Loading...

Die Glut ist immer da – Interview mit Roman Pliske, Leiter des Mitteldeutschen Verlags seit 2004

Kunststiftung: Was bedeuten Ihnen Bücher?

Roman Pliske: Ganz viel. Bücher sind gespeichertes Wissen, beste Unterhaltung, Erlebnisse im Stillen, Eintauchen in fremde Welten.

Wie viele Bücher erscheinen jährlich im MDV?

130 Neuerscheinungen, ohne Nachdrucke.

Sind Kunst-Bücher darunter?

Ja, so 10 bis 15 Prozent. Wir haben feste Reihen wie die Ateliergespräche und veröffentlichen darüber hinaus Bildbände – Fotos, Malerei, Zeichnung – oder Museumskataloge.

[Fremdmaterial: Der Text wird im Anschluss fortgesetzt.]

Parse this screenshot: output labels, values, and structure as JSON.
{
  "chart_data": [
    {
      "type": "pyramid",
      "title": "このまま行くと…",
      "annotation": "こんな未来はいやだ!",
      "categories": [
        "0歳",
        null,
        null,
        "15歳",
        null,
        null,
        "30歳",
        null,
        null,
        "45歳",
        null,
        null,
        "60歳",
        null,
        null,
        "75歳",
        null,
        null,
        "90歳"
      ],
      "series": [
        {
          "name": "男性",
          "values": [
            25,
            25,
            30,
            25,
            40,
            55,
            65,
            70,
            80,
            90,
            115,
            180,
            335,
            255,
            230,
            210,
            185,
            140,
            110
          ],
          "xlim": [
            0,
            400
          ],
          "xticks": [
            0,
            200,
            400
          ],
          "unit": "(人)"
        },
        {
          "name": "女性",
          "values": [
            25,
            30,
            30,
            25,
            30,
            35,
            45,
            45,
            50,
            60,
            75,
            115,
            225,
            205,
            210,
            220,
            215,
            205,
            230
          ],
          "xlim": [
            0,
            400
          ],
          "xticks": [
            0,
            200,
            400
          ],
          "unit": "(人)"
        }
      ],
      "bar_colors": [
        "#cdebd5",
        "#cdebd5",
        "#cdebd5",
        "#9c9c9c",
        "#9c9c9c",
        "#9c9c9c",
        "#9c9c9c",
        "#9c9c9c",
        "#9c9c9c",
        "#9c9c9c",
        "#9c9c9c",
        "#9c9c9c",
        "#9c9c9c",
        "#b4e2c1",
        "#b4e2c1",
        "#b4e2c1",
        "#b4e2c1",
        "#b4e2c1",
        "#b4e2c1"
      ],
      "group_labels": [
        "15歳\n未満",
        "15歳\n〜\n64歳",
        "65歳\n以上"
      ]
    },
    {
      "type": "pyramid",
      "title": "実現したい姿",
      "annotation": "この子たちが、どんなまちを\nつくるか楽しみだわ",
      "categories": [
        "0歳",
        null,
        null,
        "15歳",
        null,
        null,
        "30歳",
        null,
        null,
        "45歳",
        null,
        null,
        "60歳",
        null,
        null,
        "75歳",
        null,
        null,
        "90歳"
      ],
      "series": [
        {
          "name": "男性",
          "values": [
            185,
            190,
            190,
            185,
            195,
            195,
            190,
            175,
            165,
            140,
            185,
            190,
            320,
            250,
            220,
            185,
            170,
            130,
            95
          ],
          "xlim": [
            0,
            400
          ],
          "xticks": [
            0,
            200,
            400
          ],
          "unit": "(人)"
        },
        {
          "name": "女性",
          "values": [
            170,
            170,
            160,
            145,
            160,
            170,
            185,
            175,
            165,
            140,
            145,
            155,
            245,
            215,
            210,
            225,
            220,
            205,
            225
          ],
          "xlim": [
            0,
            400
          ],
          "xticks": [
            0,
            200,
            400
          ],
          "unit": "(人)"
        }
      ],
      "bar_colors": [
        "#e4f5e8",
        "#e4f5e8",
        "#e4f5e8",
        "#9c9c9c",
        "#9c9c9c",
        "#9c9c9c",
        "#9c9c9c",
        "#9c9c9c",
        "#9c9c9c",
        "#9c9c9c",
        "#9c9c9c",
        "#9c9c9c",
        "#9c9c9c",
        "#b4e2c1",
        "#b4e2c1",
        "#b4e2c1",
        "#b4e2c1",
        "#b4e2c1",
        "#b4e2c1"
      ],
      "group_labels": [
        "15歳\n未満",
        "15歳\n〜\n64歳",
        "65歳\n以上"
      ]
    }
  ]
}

Wie gefragt sind diese Bücher?

Sie sind special interest-Produkte, ähnlich wie Gedichte in der Literatur. Wenn wir vierstellig verkaufen, ist das ein großer Erfolg, die Regel ist dreistellig. Aber auch wenn man sich manchmal fragt, warum man diese Bücher verlegt – es ist die Königsdisziplin!

Was braucht ein Verlag heutzutage, um zu überleben?

Tolle Kollegen! Ein motiviertes Team – immerhin arbeiten wir für ein relativ geringes Gehalt, in der Werbebranche zum Beispiel oder im öffentlichen Dienst wäre mehr zu verdienen. Die Mitarbeiter müssen Lust auf die Arbeit haben und für Bücher leben. Und ein Verlag braucht eine Idee. Manche Verlage haben wirklich nur eine einzige. Der MDV hat ein breites Programm, das ist Fluch und Segen zugleich. Dadurch gibt es kein scharfes Profil, dafür aber mehrere Beine, so dass es nicht so schnell wackelt.

Was braucht es, damit der MDV ein Manuskript annimmt?

Ich werde neugierig, wenn ich etwas noch nie gesehen habe, wenn eine Idee geboren ist. Sie muss frisch sein und mich in das Thema reinziehen. Das können zum Beispiel wiederentdeckte Fotografien aus der Jahrhundertwende genauso sein wie moderne Bilder. Die Glut ist ja immer da, aber sie muss zum Brennen gebracht werden!

In diesem Jahr sind die Buchmessen mehr oder weniger ausgefallen. Was bedeutet das für die Verlage?

Wir selber sind normalerweise sowohl in Leipzig – mit einem der größten Stände dort – als auch in Frankfurt vertreten. Die Messen sind sehr unterschiedlich angelegt, in Leipzig zum Beispiel haben wir 40 Lesungen an drei Tagen, das ist ein großes Lesefest. An unserem Stand bekommen wir direkte Reaktionen auf unsere Erscheinungen: Sind sie zu teuer? Wie sieht das Cover aus? Wie kommen die Inhalte an? Diese Kontakte sind so nur in Leipzig möglich

Und Frankfurt?

Dass Frankfurt ausgefallen ist, ist wirklich ein herber Schlag. Dort erlangt man internationale Aufmerksamkeit und knüpft Verbindungen zum Fachpublikum und zur Presse. Der persönliche Kontakt ist wichtig und fehlt jetzt, wir müssen auf bestehende Kontakte hoffen. Aber es fehlt die Verführung des Moments.

Hilft es, wenn die Veranstaltungen wenigstens digital stattfinden?

Das funktioniert meistens nicht. Auf den Messen geht es auch um Vertrauen, beim Rechtehandel zum Beispiel. Das kann digital nicht aufgebaut werden, eine Überzeugung des Gegenübers kann so nicht erreicht werden. Digitale Lesungen sind zwar möglich und ja auch in großer Zahl veranstaltet worden, aber sie sind kein richtiger Ersatz, der Zauber fehlt. Außerdem haben die Menschen häufig schon den ganzen Tag am Computer zugebracht – ich weiß nicht, ob sie dann noch Lust haben, sich dort am Abend eine Theatervorstellung oder eine Lesung anzuschauen.

Wie sehen Sie die Zukunft des Buches?

Zerrissen. Wir sehen die starken Angriffe von Netflix und Co., die große Konkurrenz zu anderen Medien. Die Frage, die heute in Gesprächen gestellt wird, ist nicht mehr: Was liest Du gerade? Sondern: Was guckst Du zur Zeit? Das lässt sich nicht rückgängig machen, dafür ist das Angebot auch viel zu gut.